C’est vers ce territoire-là qu’il revient justement dans Canada. Dell, le narrateur, est un garçon de 15 ans dont la seule vraie amie est Berner. Sa sœur jumelle qui ne blague jamais et porte un pantalon de pyjama avec des éléphants. Leur existence à tous deux va être sérieusement infléchie par un hold-up, à Creekmore dans le Dakota du Nord. Hold-up commis par leurs parents, qui va valoir à ces derniers de se retrouver dans des cellules de la prison du comté de Cascade à 37 et 34 ans, après avoir raflé moins de dix mille dollars…

Bev Parsons, le père, est un gars de la campagne d’ascendance irlando-écossaise. Un « malin tout sourire », aux manières affables et à l’accent du Sud, qui a piloté des bombardiers, vendu des Oldsmobile neuves puis des Dodge, travaillé dans une agence immobilière proposant à la vente des ranchs et des fermes, ou encore trempé dans un trafic de bœuf volé. Neeva Kempler, la mère, elle, est une petite juive qui a la taille « de Shirley Temple à quinze ans », tient un journal, écrit des poèmes et peut entrer dans des « phases bizarres ».

Les Parsons habitent à Great Falls, dans le Montana. Optimiste et circonspect, Dell joue aux échecs, observe et s’interroge, cherche à trouver « le moyen d’être normal ». Quand on lui demande ce qu’il veut faire plus tard, il répond : avocat. Il n’a pas oublié quand son père l’emmenait, quelques années plus tôt, au cinéma de Biloxi, le Trixi, voir les aventures de Tarzan ou de Laurel et Hardy en mangeant des bonbons, du pop-corn et en buvant du Dr Pepper. Adolescent, il lui a fallu composer avec des parents qui couraient au désastre et allaient même franchir la ligne rouge. Des parents qui pourtant n’étaient ni Bonnie & Clyde, ni les Rosenberg…

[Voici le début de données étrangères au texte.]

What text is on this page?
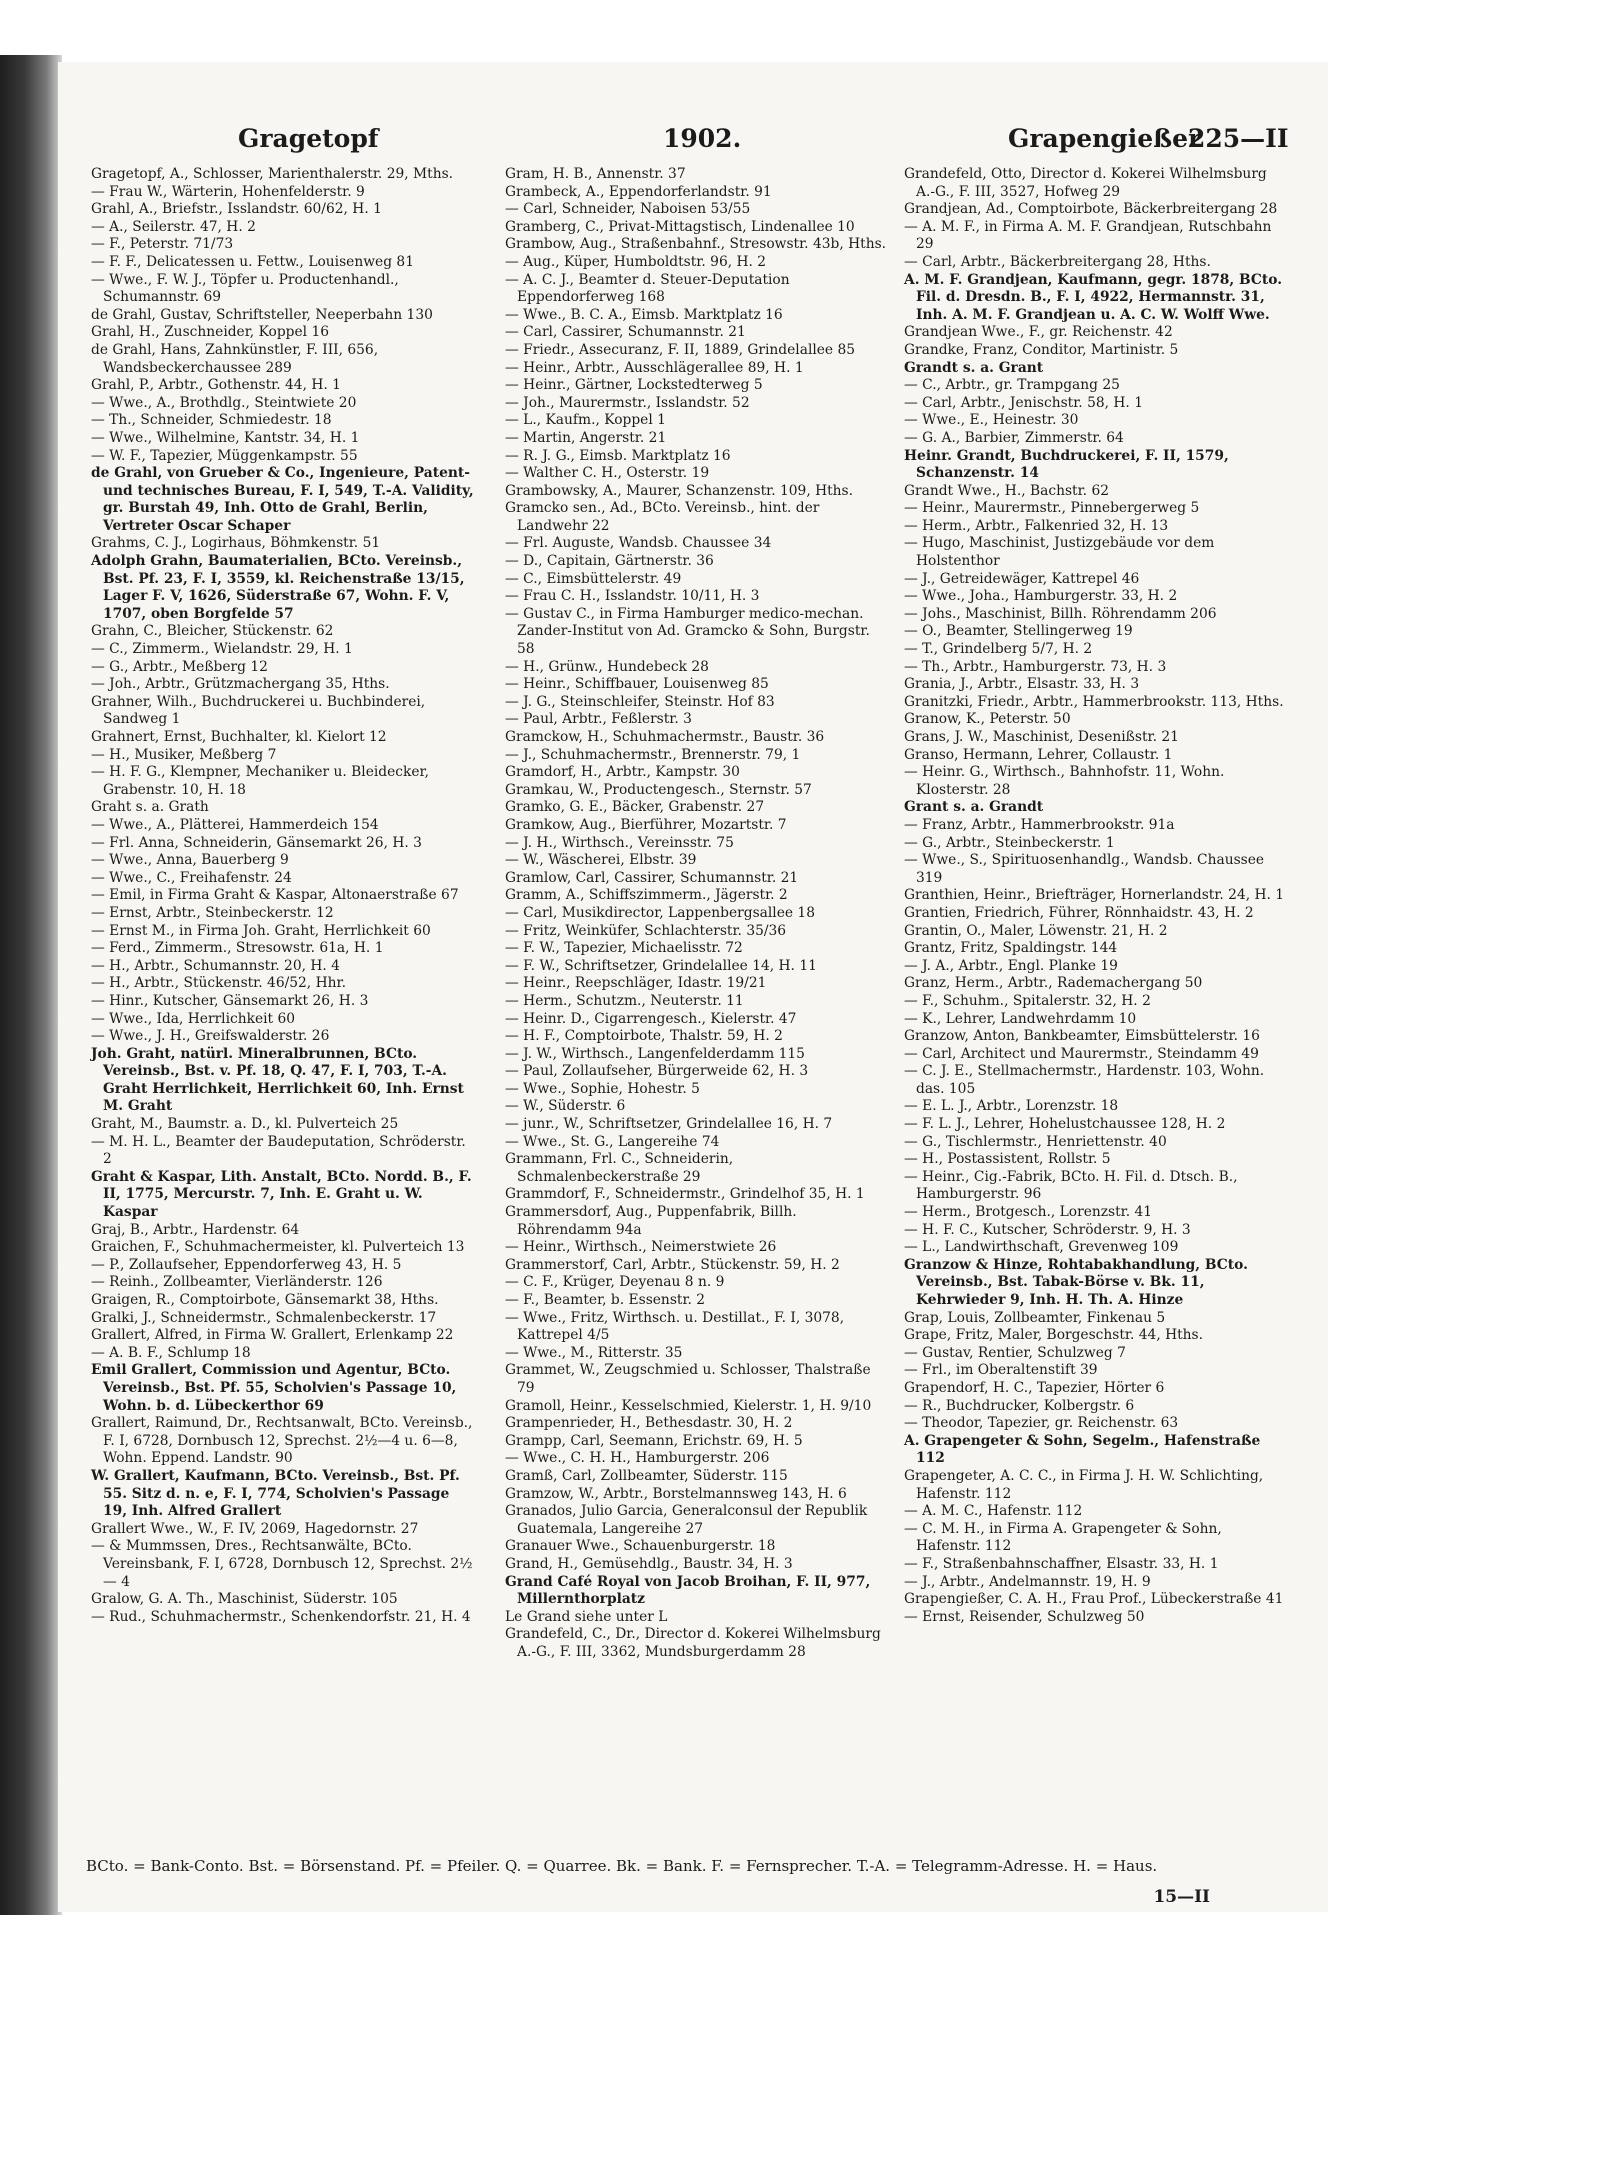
Gragetopf	1902.	Grapengießer
225—II

Gragetopf, A., Schlosser, Marienthalerstr. 29, Mths.

— Frau W., Wärterin, Hohenfelderstr. 9

Grahl, A., Briefstr., Isslandstr. 60/62, H. 1

— A., Seilerstr. 47, H. 2

— F., Peterstr. 71/73

— F. F., Delicatessen u. Fettw., Louisenweg 81

— Wwe., F. W. J., Töpfer u. Productenhandl., Schumannstr. 69

de Grahl, Gustav, Schriftsteller, Neeperbahn 130

Grahl, H., Zuschneider, Koppel 16

de Grahl, Hans, Zahnkünstler, F. III, 656, Wandsbeckerchaussee 289

Grahl, P., Arbtr., Gothenstr. 44, H. 1

— Wwe., A., Brothdlg., Steintwiete 20

— Th., Schneider, Schmiedestr. 18

— Wwe., Wilhelmine, Kantstr. 34, H. 1

— W. F., Tapezier, Müggenkampstr. 55

de Grahl, von Grueber & Co., Ingenieure, Patent- und technisches Bureau, F. I, 549, T.-A. Validity, gr. Burstah 49, Inh. Otto de Grahl, Berlin, Vertreter Oscar Schaper

Grahms, C. J., Logirhaus, Böhmkenstr. 51

Adolph Grahn, Baumaterialien, BCto. Vereinsb., Bst. Pf. 23, F. I, 3559, kl. Reichenstraße 13/15, Lager F. V, 1626, Süderstraße 67, Wohn. F. V, 1707, oben Borgfelde 57

Grahn, C., Bleicher, Stückenstr. 62

— C., Zimmerm., Wielandstr. 29, H. 1

— G., Arbtr., Meßberg 12

— Joh., Arbtr., Grützmachergang 35, Hths.

Grahner, Wilh., Buchdruckerei u. Buchbinderei, Sandweg 1

Grahnert, Ernst, Buchhalter, kl. Kielort 12

— H., Musiker, Meßberg 7

— H. F. G., Klempner, Mechaniker u. Bleidecker, Grabenstr. 10, H. 18

Graht s. a. Grath

— Wwe., A., Plätterei, Hammerdeich 154

— Frl. Anna, Schneiderin, Gänsemarkt 26, H. 3

— Wwe., Anna, Bauerberg 9

— Wwe., C., Freihafenstr. 24

— Emil, in Firma Graht & Kaspar, Altonaerstraße 67

— Ernst, Arbtr., Steinbeckerstr. 12

— Ernst M., in Firma Joh. Graht, Herrlichkeit 60

— Ferd., Zimmerm., Stresowstr. 61a, H. 1

— H., Arbtr., Schumannstr. 20, H. 4

— H., Arbtr., Stückenstr. 46/52, Hhr.

— Hinr., Kutscher, Gänsemarkt 26, H. 3

— Wwe., Ida, Herrlichkeit 60

— Wwe., J. H., Greifswalderstr. 26

Joh. Graht, natürl. Mineralbrunnen, BCto. Vereinsb., Bst. v. Pf. 18, Q. 47, F. I, 703, T.-A. Graht Herrlichkeit, Herrlichkeit 60, Inh. Ernst M. Graht

Graht, M., Baumstr. a. D., kl. Pulverteich 25

— M. H. L., Beamter der Baudeputation, Schröderstr. 2

Graht & Kaspar, Lith. Anstalt, BCto. Nordd. B., F. II, 1775, Mercurstr. 7, Inh. E. Graht u. W. Kaspar

Graj, B., Arbtr., Hardenstr. 64

Graichen, F., Schuhmachermeister, kl. Pulverteich 13

— P., Zollaufseher, Eppendorferweg 43, H. 5

— Reinh., Zollbeamter, Vierländerstr. 126

Graigen, R., Comptoirbote, Gänsemarkt 38, Hths.

Gralki, J., Schneidermstr., Schmalenbeckerstr. 17

Grallert, Alfred, in Firma W. Grallert, Erlenkamp 22

— A. B. F., Schlump 18

Emil Grallert, Commission und Agentur, BCto. Vereinsb., Bst. Pf. 55, Scholvien's Passage 10, Wohn. b. d. Lübeckerthor 69

Grallert, Raimund, Dr., Rechtsanwalt, BCto. Vereinsb., F. I, 6728, Dornbusch 12, Sprechst. 2½—4 u. 6—8, Wohn. Eppend. Landstr. 90

W. Grallert, Kaufmann, BCto. Vereinsb., Bst. Pf. 55. Sitz d. n. e, F. I, 774, Scholvien's Passage 19, Inh. Alfred Grallert

Grallert Wwe., W., F. IV, 2069, Hagedornstr. 27

— & Mummssen, Dres., Rechtsanwälte, BCto. Vereinsbank, F. I, 6728, Dornbusch 12, Sprechst. 2½ — 4

Gralow, G. A. Th., Maschinist, Süderstr. 105

— Rud., Schuhmachermstr., Schenkendorfstr. 21, H. 4

Gram, H. B., Annenstr. 37

Grambeck, A., Eppendorferlandstr. 91

— Carl, Schneider, Naboisen 53/55

Gramberg, C., Privat-Mittagstisch, Lindenallee 10

Grambow, Aug., Straßenbahnf., Stresowstr. 43b, Hths.

— Aug., Küper, Humboldtstr. 96, H. 2

— A. C. J., Beamter d. Steuer-Deputation Eppendorferweg 168

— Wwe., B. C. A., Eimsb. Marktplatz 16

— Carl, Cassirer, Schumannstr. 21

— Friedr., Assecuranz, F. II, 1889, Grindelallee 85

— Heinr., Arbtr., Ausschlägerallee 89, H. 1

— Heinr., Gärtner, Lockstedterweg 5

— Joh., Maurermstr., Isslandstr. 52

— L., Kaufm., Koppel 1

— Martin, Angerstr. 21

— R. J. G., Eimsb. Marktplatz 16

— Walther C. H., Osterstr. 19

Grambowsky, A., Maurer, Schanzenstr. 109, Hths.

Gramcko sen., Ad., BCto. Vereinsb., hint. der Landwehr 22

— Frl. Auguste, Wandsb. Chaussee 34

— D., Capitain, Gärtnerstr. 36

— C., Eimsbüttelerstr. 49

— Frau C. H., Isslandstr. 10/11, H. 3

— Gustav C., in Firma Hamburger medico-mechan. Zander-Institut von Ad. Gramcko & Sohn, Burgstr. 58

— H., Grünw., Hundebeck 28

— Heinr., Schiffbauer, Louisenweg 85

— J. G., Steinschleifer, Steinstr. Hof 83

— Paul, Arbtr., Feßlerstr. 3

Gramckow, H., Schuhmachermstr., Baustr. 36

— J., Schuhmachermstr., Brennerstr. 79, 1

Gramdorf, H., Arbtr., Kampstr. 30

Gramkau, W., Productengesch., Sternstr. 57

Gramko, G. E., Bäcker, Grabenstr. 27

Gramkow, Aug., Bierführer, Mozartstr. 7

— J. H., Wirthsch., Vereinsstr. 75

— W., Wäscherei, Elbstr. 39

Gramlow, Carl, Cassirer, Schumannstr. 21

Gramm, A., Schiffszimmerm., Jägerstr. 2

— Carl, Musikdirector, Lappenbergsallee 18

— Fritz, Weinküfer, Schlachterstr. 35/36

— F. W., Tapezier, Michaelisstr. 72

— F. W., Schriftsetzer, Grindelallee 14, H. 11

— Heinr., Reepschläger, Idastr. 19/21

— Herm., Schutzm., Neuterstr. 11

— Heinr. D., Cigarrengesch., Kielerstr. 47

— H. F., Comptoirbote, Thalstr. 59, H. 2

— J. W., Wirthsch., Langenfelderdamm 115

— Paul, Zollaufseher, Bürgerweide 62, H. 3

— Wwe., Sophie, Hohestr. 5

— W., Süderstr. 6

— junr., W., Schriftsetzer, Grindelallee 16, H. 7

— Wwe., St. G., Langereihe 74

Grammann, Frl. C., Schneiderin, Schmalenbeckerstraße 29

Grammdorf, F., Schneidermstr., Grindelhof 35, H. 1

Grammersdorf, Aug., Puppenfabrik, Billh. Röhrendamm 94a

— Heinr., Wirthsch., Neimerstwiete 26

Grammerstorf, Carl, Arbtr., Stückenstr. 59, H. 2

— C. F., Krüger, Deyenau 8 n. 9

— F., Beamter, b. Essenstr. 2

— Wwe., Fritz, Wirthsch. u. Destillat., F. I, 3078, Kattrepel 4/5

— Wwe., M., Ritterstr. 35

Grammet, W., Zeugschmied u. Schlosser, Thalstraße 79

Gramoll, Heinr., Kesselschmied, Kielerstr. 1, H. 9/10

Grampenrieder, H., Bethesdastr. 30, H. 2

Grampp, Carl, Seemann, Erichstr. 69, H. 5

— Wwe., C. H. H., Hamburgerstr. 206

Gramß, Carl, Zollbeamter, Süderstr. 115

Gramzow, W., Arbtr., Borstelmannsweg 143, H. 6

Granados, Julio Garcia, Generalconsul der Republik Guatemala, Langereihe 27

Granauer Wwe., Schauenburgerstr. 18

Grand, H., Gemüsehdlg., Baustr. 34, H. 3

Grand Café Royal von Jacob Broihan, F. II, 977, Millernthorplatz

Le Grand siehe unter L

Grandefeld, C., Dr., Director d. Kokerei Wilhelmsburg A.-G., F. III, 3362, Mundsburgerdamm 28

Grandefeld, Otto, Director d. Kokerei Wilhelmsburg A.-G., F. III, 3527, Hofweg 29

Grandjean, Ad., Comptoirbote, Bäckerbreitergang 28

— A. M. F., in Firma A. M. F. Grandjean, Rutschbahn 29

— Carl, Arbtr., Bäckerbreitergang 28, Hths.

A. M. F. Grandjean, Kaufmann, gegr. 1878, BCto. Fil. d. Dresdn. B., F. I, 4922, Hermannstr. 31, Inh. A. M. F. Grandjean u. A. C. W. Wolff Wwe.

Grandjean Wwe., F., gr. Reichenstr. 42

Grandke, Franz, Conditor, Martinistr. 5

Grandt s. a. Grant

— C., Arbtr., gr. Trampgang 25

— Carl, Arbtr., Jenischstr. 58, H. 1

— Wwe., E., Heinestr. 30

— G. A., Barbier, Zimmerstr. 64

Heinr. Grandt, Buchdruckerei, F. II, 1579, Schanzenstr. 14

Grandt Wwe., H., Bachstr. 62

— Heinr., Maurermstr., Pinnebergerweg 5

— Herm., Arbtr., Falkenried 32, H. 13

— Hugo, Maschinist, Justizgebäude vor dem Holstenthor

— J., Getreidewäger, Kattrepel 46

— Wwe., Joha., Hamburgerstr. 33, H. 2

— Johs., Maschinist, Billh. Röhrendamm 206

— O., Beamter, Stellingerweg 19

— T., Grindelberg 5/7, H. 2

— Th., Arbtr., Hamburgerstr. 73, H. 3

Grania, J., Arbtr., Elsastr. 33, H. 3

Granitzki, Friedr., Arbtr., Hammerbrookstr. 113, Hths.

Granow, K., Peterstr. 50

Grans, J. W., Maschinist, Desenißstr. 21

Granso, Hermann, Lehrer, Collaustr. 1

— Heinr. G., Wirthsch., Bahnhofstr. 11, Wohn. Klosterstr. 28

Grant s. a. Grandt

— Franz, Arbtr., Hammerbrookstr. 91a

— G., Arbtr., Steinbeckerstr. 1

— Wwe., S., Spirituosenhandlg., Wandsb. Chaussee 319

Granthien, Heinr., Briefträger, Hornerlandstr. 24, H. 1

Grantien, Friedrich, Führer, Rönnhaidstr. 43, H. 2

Grantin, O., Maler, Löwenstr. 21, H. 2

Grantz, Fritz, Spaldingstr. 144

— J. A., Arbtr., Engl. Planke 19

Granz, Herm., Arbtr., Rademachergang 50

— F., Schuhm., Spitalerstr. 32, H. 2

— K., Lehrer, Landwehrdamm 10

Granzow, Anton, Bankbeamter, Eimsbüttelerstr. 16

— Carl, Architect und Maurermstr., Steindamm 49

— C. J. E., Stellmachermstr., Hardenstr. 103, Wohn. das. 105

— E. L. J., Arbtr., Lorenzstr. 18

— F. L. J., Lehrer, Hohelustchaussee 128, H. 2

— G., Tischlermstr., Henriettenstr. 40

— H., Postassistent, Rollstr. 5

— Heinr., Cig.-Fabrik, BCto. H. Fil. d. Dtsch. B., Hamburgerstr. 96

— Herm., Brotgesch., Lorenzstr. 41

— H. F. C., Kutscher, Schröderstr. 9, H. 3

— L., Landwirthschaft, Grevenweg 109

Granzow & Hinze, Rohtabakhandlung, BCto. Vereinsb., Bst. Tabak-Börse v. Bk. 11, Kehrwieder 9, Inh. H. Th. A. Hinze

Grap, Louis, Zollbeamter, Finkenau 5

Grape, Fritz, Maler, Borgeschstr. 44, Hths.

— Gustav, Rentier, Schulzweg 7

— Frl., im Oberaltenstift 39

Grapendorf, H. C., Tapezier, Hörter 6

— R., Buchdrucker, Kolbergstr. 6

— Theodor, Tapezier, gr. Reichenstr. 63

A. Grapengeter & Sohn, Segelm., Hafenstraße 112

Grapengeter, A. C. C., in Firma J. H. W. Schlichting, Hafenstr. 112

— A. M. C., Hafenstr. 112

— C. M. H., in Firma A. Grapengeter & Sohn, Hafenstr. 112

— F., Straßenbahnschaffner, Elsastr. 33, H. 1

— J., Arbtr., Andelmannstr. 19, H. 9

Grapengießer, C. A. H., Frau Prof., Lübeckerstraße 41

— Ernst, Reisender, Schulzweg 50

BCto. = Bank-Conto. Bst. = Börsenstand. Pf. = Pfeiler. Q. = Quarree. Bk. = Bank. F. = Fernsprecher. T.-A. = Telegramm-Adresse. H. = Haus.
15—II
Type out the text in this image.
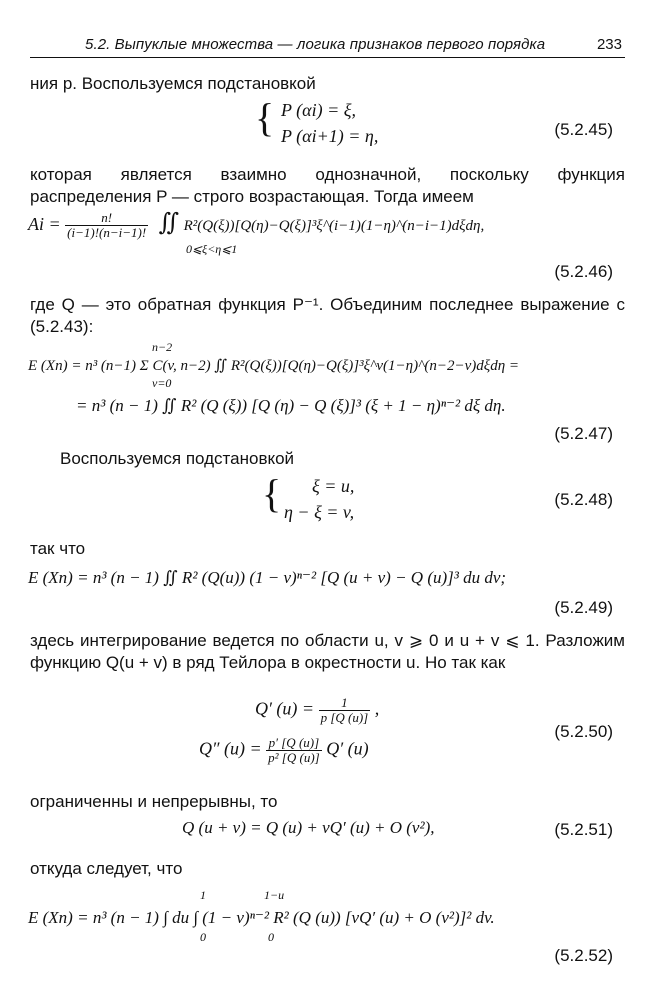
5.2. Выпуклые множества — логика признаков первого порядка	233
ния p. Воспользуемся подстановкой
{ P (αi) = ξ,
P (αi+1) = η,	(5.2.45)
которая является взаимно однозначной, поскольку функция распределения P — строго возрастающая. Тогда имеем
$Ai = \frac{n!}{(i-1)!(n-i-1)!}$ ∬ R²(Q(ξ))[Q(η)−Q(ξ)]³ξ^(i−1)(1−η)^(n−i−1)dξdη,
0⩽ξ<η⩽1
(5.2.46)
где Q — это обратная функция P⁻¹. Объединим последнее выражение с (5.2.43):
n−2
E (Xn) = n³ (n−1) Σ C(v, n−2) ∬ R²(Q(ξ))[Q(η)−Q(ξ)]³ξ^v(1−η)^(n−2−v)dξdη =
v=0
= n³ (n − 1) ∬ R² (Q (ξ)) [Q (η) − Q (ξ)]³ (ξ + 1 − η)ⁿ⁻² dξ dη.
(5.2.47)
Воспользуемся подстановкой
{ ξ = u,
η − ξ = v,
(5.2.48)
так что
E (Xn) = n³ (n − 1) ∬ R² (Q(u)) (1 − v)ⁿ⁻² [Q (u + v) − Q (u)]³ du dv;
(5.2.49)
здесь интегрирование ведется по области u, v ⩾ 0 и u + v ⩽ 1. Разложим функцию Q(u + v) в ряд Тейлора в окрестности u. Но так как
Q′ $(u) = \frac{1}{p [Q (u)]}$ ,
Q″ $(u) = \frac{p' [Q (u)]}{\text{p² [Q (u)]}} Q'$ (u)
(5.2.50)
ограниченны и непрерывны, то
Q (u + v) = Q (u) + vQ′ (u) + O (v²),	(5.2.51)
откуда следует, что
1	1−u
E (Xn) = n³ (n − 1) ∫ du ∫ (1 − v)ⁿ⁻² R² (Q (u)) [vQ′ (u) + O (v²)]² dv.
0	0
(5.2.52)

Les fervents lecteurs de Richard Ford entendront ici des échos d’Unesaison ardente (L’Olivier, 1991, repris en Points). Un magnifique roman d’apprentissage qui se déroulait également en 1960 dans le Montana et dont le héros était déjà un garçon solitaire de 16 ans. Avec le non moins poignant Canada, l’auteur d’Une mort secrète (L’Olivier, 1999, repris en Points) signe un mélodrame feutré tout en subtilité. Où il donne son meilleur en collant aux basques de l’attachant Dell qu’une amie de sa mère conduit dans le Saskatchewan afin qu’il échappe à l’orphelinat. Al. F.